Automating HR processes
There was clearly a need to standardize and automate processes so that the HR team wouldn't be overwhelmed by all the change and new data they had to cope with. One of the first processes the team tackled was automating updates to job descriptions so that recruiters didn't have to do this manually any more. Now, every time a requisition is created or edited in Workday, this triggers workflow in Workato that picks up the appropriate template in the Greenhouse recruitment application, says Barry.
It really helped alleviate a lot of the burden on our recruiters, trying to keep two systems in sync. But it also made sure that anyone who was part of the hiring team had real-time, updated, correct data.
The team has also started designing automations that trigger the creation of a Slack channel for each new job, which comes already populated with relevant documentation and links to action forms, such as requesting a job change, or scheduling an interview. Hiring managers can view a resumé directly from the job channel and advance or reject the candidate without having to leave Slack.
Similarly, there are auto-generated interview channels, which help keep interviewers, the hiring team, the recruiter and co-ordinator all in sync. The interview schedule, candidate details and resumé are all contained and kept up-to-date in one central point. Post-interview, the workflow process prompts the interviewer to complete a scorecard. Barry concludes:
This is one way we're trying to help eliminate all of that fractured work experience, by surfacing up scorecards and also helping the hiring manager and recruiter keep track ...
We really want to focus to improve the employee experience, by delivering things directly to folks wherever possible through Slack, making sure that approvals and information makes its way to them.

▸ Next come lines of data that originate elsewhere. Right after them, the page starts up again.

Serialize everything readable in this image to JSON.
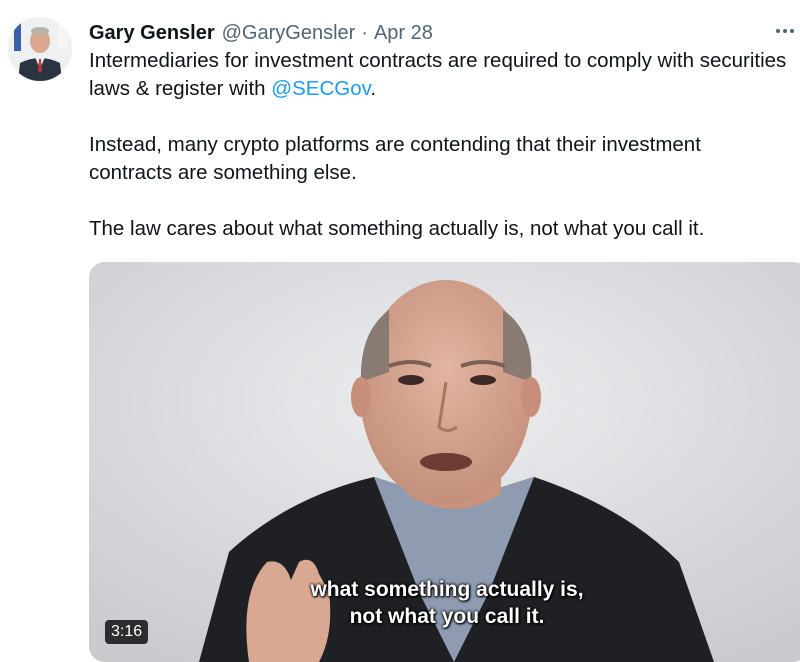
{
  "tweet": {
    "author": {
      "display_name": "Gary Gensler",
      "handle": "@GaryGensler",
      "avatar_icon": "profile-photo"
    },
    "separator": "·",
    "date": "Apr 28",
    "more_icon": "more-horizontal-icon",
    "text": {
      "p1_text": "Intermediaries for investment contracts are required to comply with securities laws & register with ",
      "p1_mention": "@SECGov",
      "p1_end": ".",
      "p2": "Instead, many crypto platforms are contending that their investment contracts are something else.",
      "p3": "The law cares about what something actually is, not what you call it."
    },
    "media": {
      "type": "video",
      "caption_line1": "what something actually is,",
      "caption_line2": "not what you call it.",
      "duration": "3:16"
    }
  },
  "colors": {
    "text": "#0f1419",
    "secondary": "#536471",
    "link": "#1d9bf0"
  }
}
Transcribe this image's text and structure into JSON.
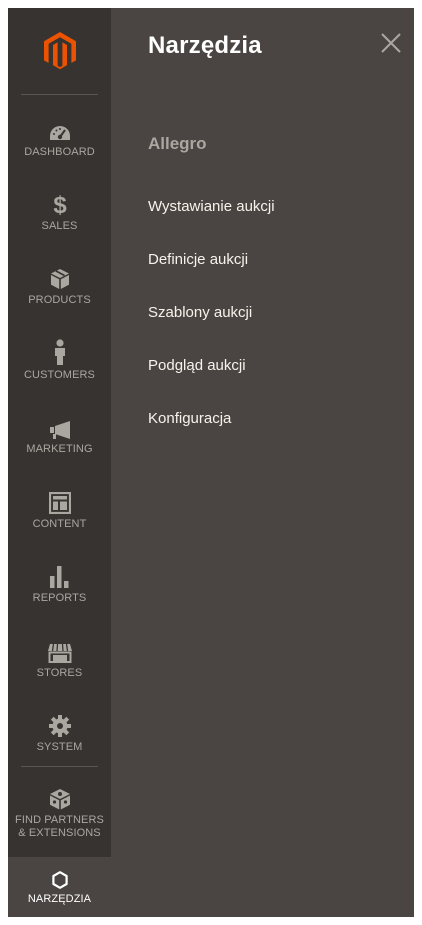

We want to make sure that the actions that we're taking are going to be impactful, but they don't necessarily need to be complex.
My take
Using Slack as a hub for HR processes is an idea that's been talked about for a couple of years now, so it's not a surprise to find Slack itself adopting this approach. Recruitment and onboarding are processes that traditionally span several different applications. When a company is expanding as rapidly as Slack, that creates a huge volume of busywork that needs to be automated away so that it doesn't become a barrier to growth.